This is an open thread to discuss your favorite podcasts. Below I’ve listed some of my recent favorites. As you can see I stay away from the political and instead enjoy history and true crime.
History on Fire – Daniele Bolelli is an author, history professor, and martial artist who was influenced heavily by Dan Carlin’s Hardcore History. If you want your history fix, and can get by Bolelli’s noticeable Italian accent, then History on Fire is a good place to go. Based on the podcasts I’ve listened to he doesn’t veer off from historical sources but still doesn’t come off as unbearably dry. Instead he explores the bloodier chapters of the past without fear of offending modern sensibilities.
A History of the World in 100 Objects – this is aural popcorn, short 14 minute episodes about the meaning of objects along with the hows and whys they were constructed. Neil MacGregor, the presenter, has a stuffy (as in head cold) British accent that hustles through the material, along with a few short interviews. The material spans the very ancient to the modern day.
Casefile True Crime – if you like Australian accents, then Casefiles is for you. This anonymous podcaster touches on cases all over the English speaking world, going through evidence including available recordings that are presented to the listener. Some of the material is chilling, especially the 911 calls.
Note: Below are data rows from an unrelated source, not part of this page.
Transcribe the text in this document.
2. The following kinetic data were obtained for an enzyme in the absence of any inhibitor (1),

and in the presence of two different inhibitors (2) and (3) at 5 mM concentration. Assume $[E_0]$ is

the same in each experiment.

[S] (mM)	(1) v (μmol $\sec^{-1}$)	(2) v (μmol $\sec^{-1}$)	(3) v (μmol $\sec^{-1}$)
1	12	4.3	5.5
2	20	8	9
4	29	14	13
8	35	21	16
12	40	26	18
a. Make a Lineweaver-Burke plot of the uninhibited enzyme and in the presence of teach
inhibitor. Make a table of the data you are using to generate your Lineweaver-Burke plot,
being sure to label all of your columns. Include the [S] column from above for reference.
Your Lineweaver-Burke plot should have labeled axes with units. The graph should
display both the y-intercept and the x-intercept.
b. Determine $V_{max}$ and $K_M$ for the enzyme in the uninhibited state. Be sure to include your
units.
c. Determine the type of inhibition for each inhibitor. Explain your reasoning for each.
The cases range from old historical pieces, to well-known serial killers, and even child abductions. Not for the faint of heart.
True Crime Garage – Nic and the Captain explore cases both old and new, all while consuming a reviewed beer. Some very rare anti-gun proselytizing does occur, but the musings on the suspects and motives is always interesting. The focus is mostly on American crimes, and sometimes the episodes veer into odd tangents of humor, but it’s never a boring ride. I rate this a little lower than Casefile but still worth a listen, especially for the deep dives into modern cases that have only just faded from the headlines.
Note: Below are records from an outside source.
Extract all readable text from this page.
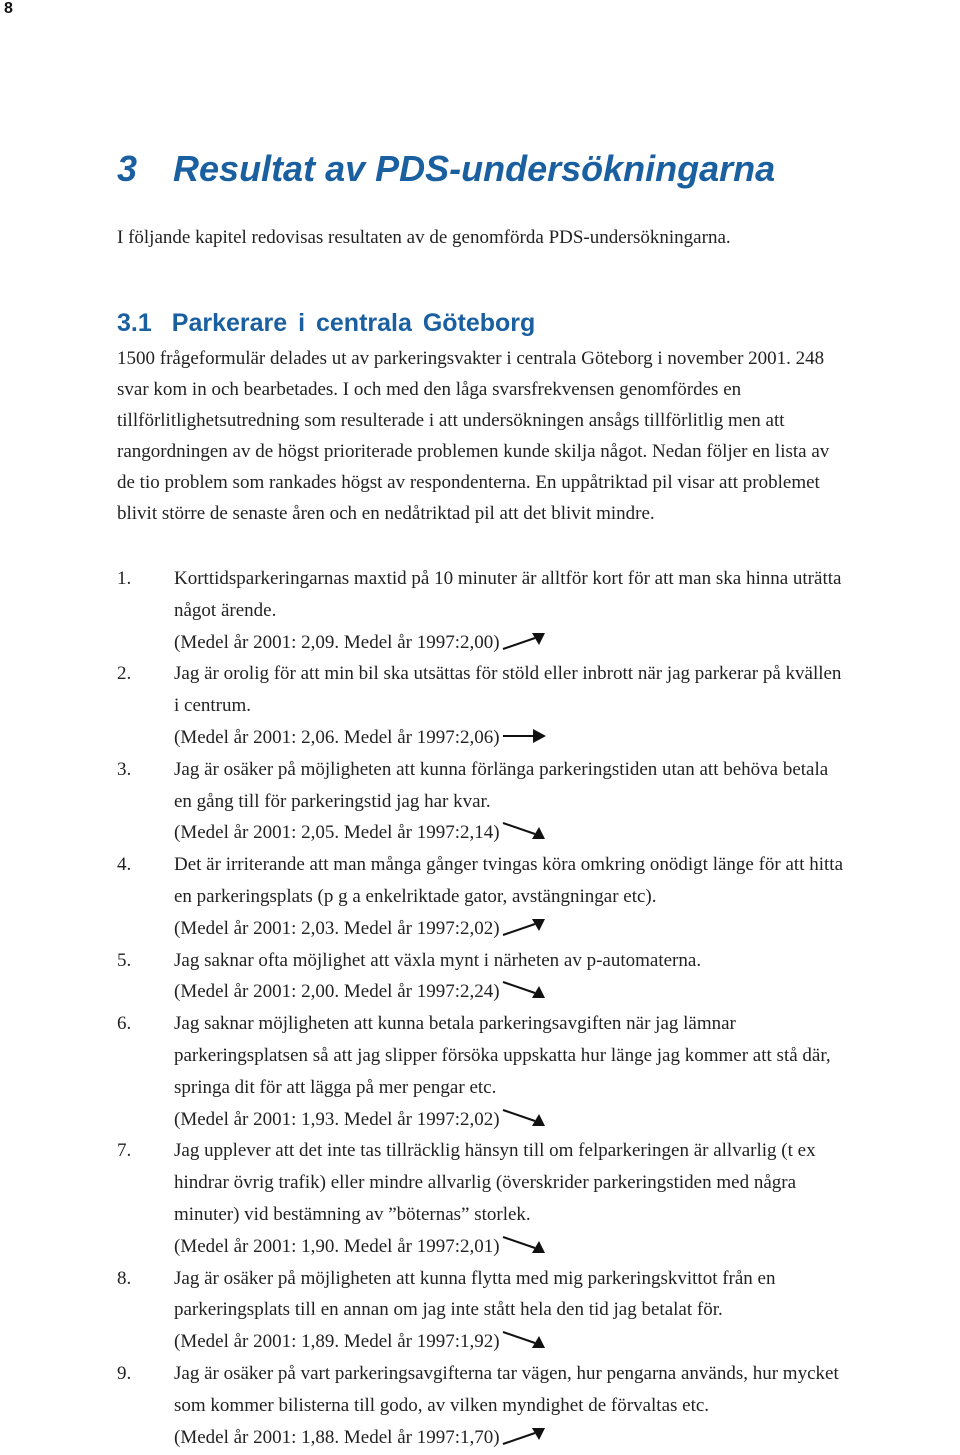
8
3 Resultat av PDS-undersökningarna

I följande kapitel redovisas resultaten av de genomförda PDS-undersökningarna.

3.1 Parkerare i centrala Göteborg
1500 frågeformulär delades ut av parkeringsvakter i centrala Göteborg i november 2001. 248
svar kom in och bearbetades. I och med den låga svarsfrekvensen genomfördes en
tillförlitlighetsutredning som resulterade i att undersökningen ansågs tillförlitlig men att
rangordningen av de högst prioriterade problemen kunde skilja något. Nedan följer en lista av
de tio problem som rankades högst av respondenterna. En uppåtriktad pil visar att problemet
blivit större de senaste åren och en nedåtriktad pil att det blivit mindre.
1. Korttidsparkeringarnas maxtid på 10 minuter är alltför kort för att man ska hinna uträtta
något ärende.
(Medel år 2001: 2,09. Medel år 1997:2,00)
2. Jag är orolig för att min bil ska utsättas för stöld eller inbrott när jag parkerar på kvällen
i centrum.
(Medel år 2001: 2,06. Medel år 1997:2,06)
3. Jag är osäker på möjligheten att kunna förlänga parkeringstiden utan att behöva betala
en gång till för parkeringstid jag har kvar.
(Medel år 2001: 2,05. Medel år 1997:2,14)
4. Det är irriterande att man många gånger tvingas köra omkring onödigt länge för att hitta
en parkeringsplats (p g a enkelriktade gator, avstängningar etc).
(Medel år 2001: 2,03. Medel år 1997:2,02)
5. Jag saknar ofta möjlighet att växla mynt i närheten av p-automaterna.
(Medel år 2001: 2,00. Medel år 1997:2,24)
6. Jag saknar möjligheten att kunna betala parkeringsavgiften när jag lämnar
parkeringsplatsen så att jag slipper försöka uppskatta hur länge jag kommer att stå där,
springa dit för att lägga på mer pengar etc.
(Medel år 2001: 1,93. Medel år 1997:2,02)
7. Jag upplever att det inte tas tillräcklig hänsyn till om felparkeringen är allvarlig (t ex
hindrar övrig trafik) eller mindre allvarlig (överskrider parkeringstiden med några
minuter) vid bestämning av ”böternas” storlek.
(Medel år 2001: 1,90. Medel år 1997:2,01)
8. Jag är osäker på möjligheten att kunna flytta med mig parkeringskvittot från en
parkeringsplats till en annan om jag inte stått hela den tid jag betalat för.
(Medel år 2001: 1,89. Medel år 1997:1,92)
9. Jag är osäker på vart parkeringsavgifterna tar vägen, hur pengarna används, hur mycket
som kommer bilisterna till godo, av vilken myndighet de förvaltas etc.
(Medel år 2001: 1,88. Medel år 1997:1,70)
Breakdown – Over the course of a season, Breakdown will concentrate on one case. The listener will hear the evidence, including the police interviews, and opinions of lawyers not directly associated with the case. Given the title name the podcast mostly concentrates on wrongful convictions with improper police procedures and evidence tampering. Since it is produced by the Atlanta Journal Constitution, journalistic standards (remember those?) are high.